Sharp Rise In Couples Blaming High House Prices For Delaying Starting A Family
The high cost of housing is putting more couples off starting a family, according to a new report, with a 63 per cent rise in those citing this as a reason in just three years.
One in five people aged between 31 and 44 who do not have children feel forced to delay starting a family due to high house prices making it difficult to purchase a home big enough to meet their needs, while rental accommodation doesn’t offer enough security.
According to research by charity Shelter, 26 per cent of those putting starting a brood on hold say that they have been doing so for five years or more – it says this means that more than a million people in this age group could be delaying starting a family because of housing issues.
This is a 63 per cent rise in people putting off having children because of housing costs compared with a similar study carried out just three years ago.
The research found one in three first-time buyers are now aged over 35. Large deposits and strict lending criteria along with the weak economy is stopping many from getting on the property ladder.
This has lead to a drop in their proportion of mortgage approvals, while the range of mortgages available to first-time buyers and people with deposits of 10 per cent or less has shrunk significantly over the last half a year.
Rising rental prices are also putting strain on potential first-time buyers’ finances and making it hard to save. Rental prices hit £725 in July, according to lettings network LSL Property Services, with annual rental inflation climbing to two per cent.
A report from Lloyds TSB last week also found that people trying to take their second step on the housing ladder, who are often those trying to trade up because they want to start having children, are facing some of the toughest market conditions seen in a generation.
Many would-be second-time buyers are stuck in negative equity because they bought their first home at the top of the market.
However, for those who do manage to meet lenders’ stricter criteria and raise a deposit, a separate study from Halifax found yesterday that typical mortgage payments for a new borrower, including first-time buyers and home movers, are at their most affordable in 15 years.
Shelter said the Government must take radical action to stop an entire generation being held back by a ‘desperate shortage’ of affordable homes.

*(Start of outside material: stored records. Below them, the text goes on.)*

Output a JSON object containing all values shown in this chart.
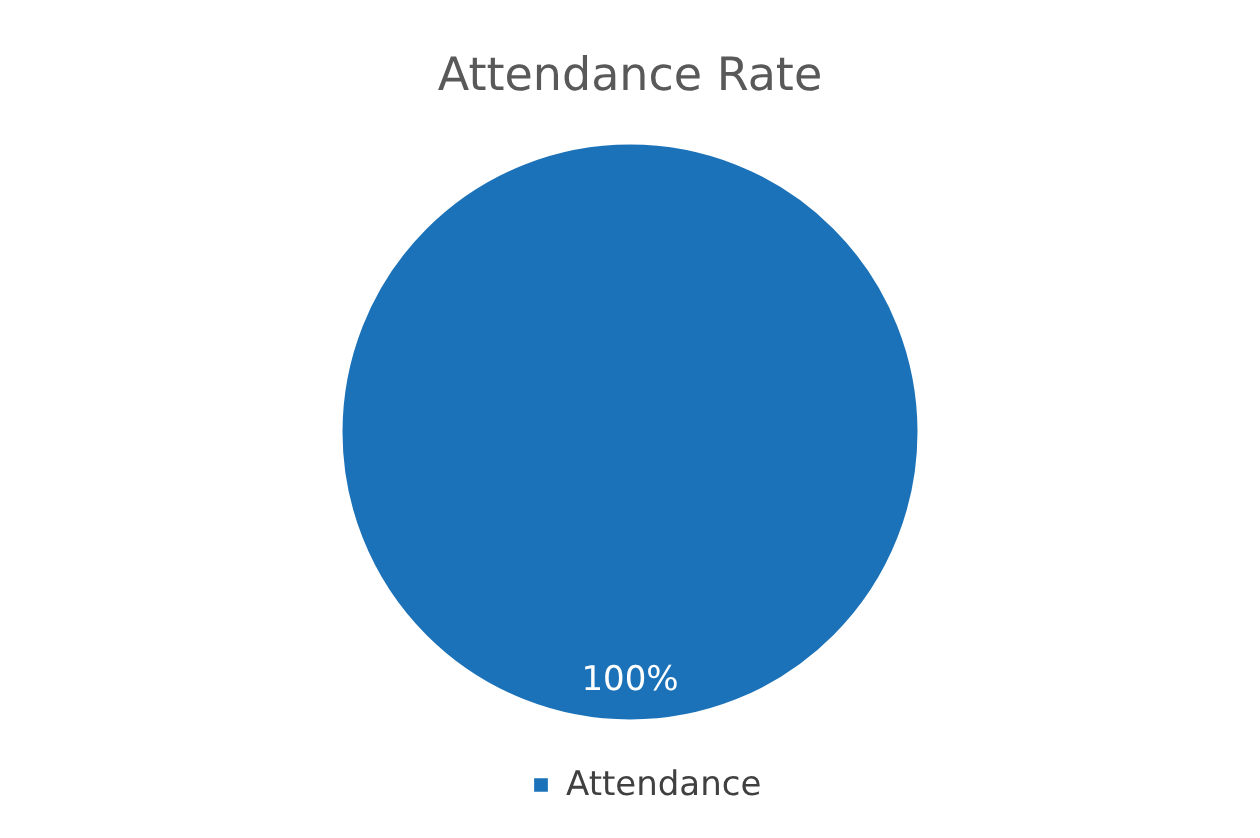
{
  "chart_data": {
    "type": "pie",
    "title": "Attendance Rate",
    "categories": [
      "Attendance"
    ],
    "values": [
      100
    ],
    "colors": [
      "#1b72b8"
    ],
    "value_labels": [
      "100%"
    ],
    "legend": "bottom"
  }
}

Kay Boycott, director of communications, policy and campaigns at Shelter, said: ‘It’s heartbreaking that so many people are being forced to put their lives on hold in this way.

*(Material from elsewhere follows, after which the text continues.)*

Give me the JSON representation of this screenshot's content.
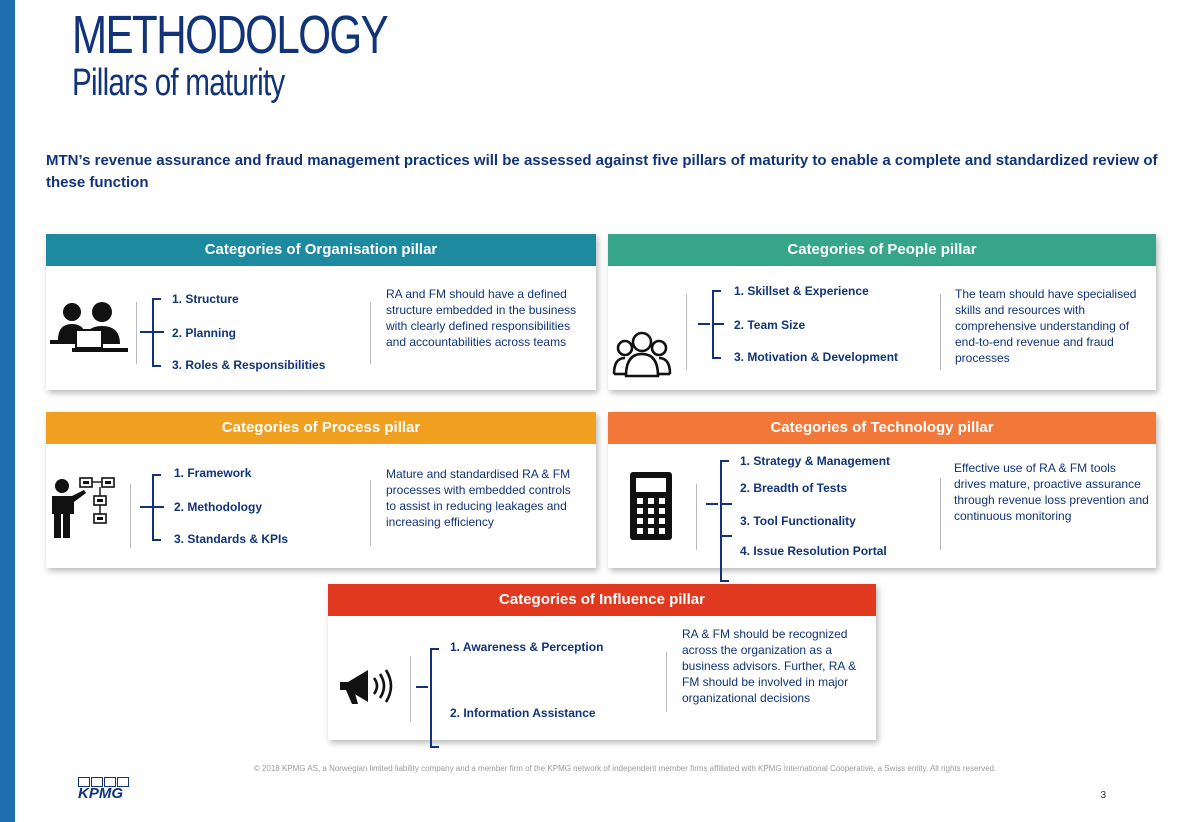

‘Sadly, more and more couples are finding that despite working hard and saving hard, they’re still priced out of a stable and affordable home, trapped in rented housing where landlords can evict them or raise the rent at any time.
Netmums founder Sally Russell said a family home was one of the most basic requirements for raising children, but many people are finding this increasingly unattainable.
She said: ‘Sadly for a number of these, leaving it too late may mean they may never able to have children. For others, it could mean both parents forced to work full time when their baby is tiny just to keep a roof over their heads.